Two songs were released from the album; "Nothing at All" and "Surrender", both written by Chambers. "Nothing at All" was released as a CD single on 22 July 2006 and had high success debuting and peaking in the Australian Singles Chart top ten at number nine. "Surrender" however was not as successful only peaking at number seventy-four in Australia.

==Critical reception==

Music critic Mark Deming, in his AllMusic wrote "While Carnival is roots-friendly enough that it isn't likely to seriously alienate most of her fans, this album does represent a clear and decisive break from the country-influenced approach of her earlier music... As a vocalist, Chambers remains wonderfully expressive while maintaining a realistic emotional palate at all times, and her instrument is simple but gorgeous... With Carnival, Kasey Chambers gives up her title as the greatest Aussie country singer alive and becomes – the greatest Aussie singer around today?
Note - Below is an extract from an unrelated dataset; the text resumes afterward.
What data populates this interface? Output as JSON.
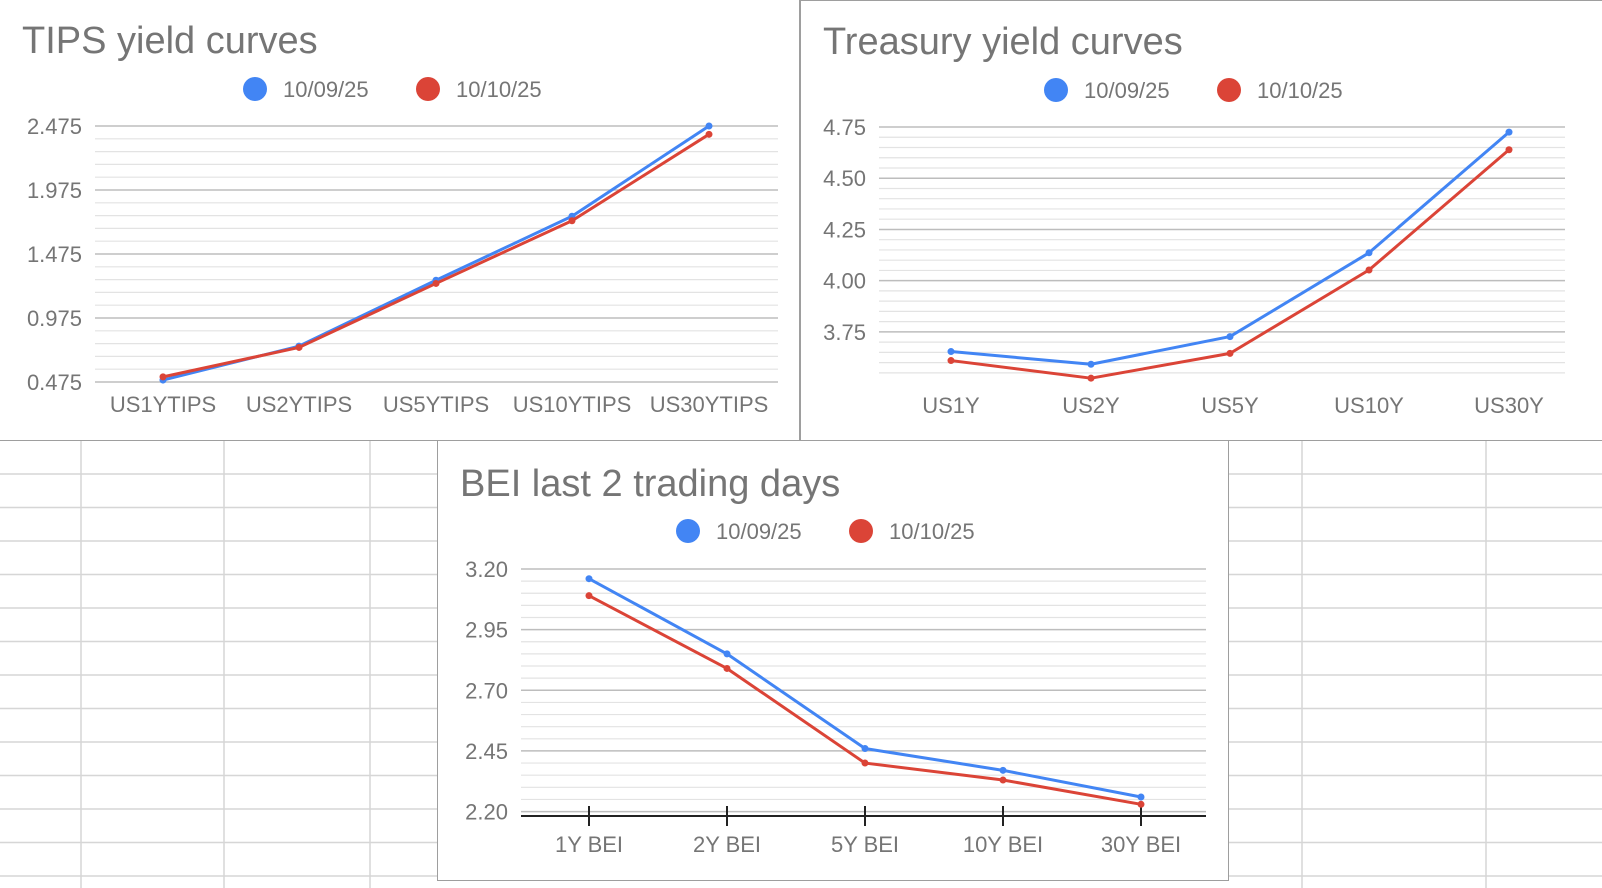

Maybe that's going a bit far to make a point, but after hearing this album, most people would be much less likely to argue the point."

Professional ratings
Review scores
| Source | Rating |
| Allmusic |  |

==Track listing==

Carnival track listing
| No. | Title | Length |
|---|---|---|
| 1. | "Colour of a Carnival" | 3:23 |
| 2. | "Sign on the Door" | 4:16 |
| 3. | "The Rain" | 3:42 |
| 4. | "Light Up a Candle" | 2:47 |
| 5. | "Hard Road" | 3:59 |
| 6. | "Nothing at All" | 3:21 |
| 7. | "Railroad" | 4:21 |
| 8. | "I Got You Now" | 3:14 |
| 9. | "Dangerous" | 5:04 |
| 10. | "Surrender" | 3:55 |
| 11. | "You Make Me Sing" | 4:10 |
| 12. | "Don't Look So Sad" | 4:02 |

== Personnel ==
- Mick Albeck – violin
- Michael Barker – percussion, drums
- Kasey Chambers – harmony vocals
- Nash Chambers – producer, engineer, mixing
- Pete Dyball – assistant
- Bernard Fanning – harmonica, vocals
- Jeff McCormack – bass, engineer, mixing
- Jim Moginie – piano, electric guitar, keyboards, mandola
- Mark Punch – electric guitar, resonator guitar, baritone guitar
- Tim Rogers – vocals
- Steve Smart – mastering
- Daniel Smith – photography
- Michael Spiccia – art direction, design
- Adrian Wallis – cello

==Charts==
===Weekly charts===

Weekly chart performance for Carnival
| Chart (2006) | Peak position |
|---|---|
| Australian Albums (ARIA) | 1 |
| US Heatseekers Albums (Billboard) | 12 |

===Year-end charts===

Year-end chart performance for Carnival
| Chart (2006) | Position |
|---|---|
| Australian Albums (ARIA) | 51 |

==Certifications==

Certifications for Carnival
| Region | Certification | Certified units/sales |
| Australia (ARIA) | Platinum | 70,000^{^} |
^{^} Shipments figures based on certification alone.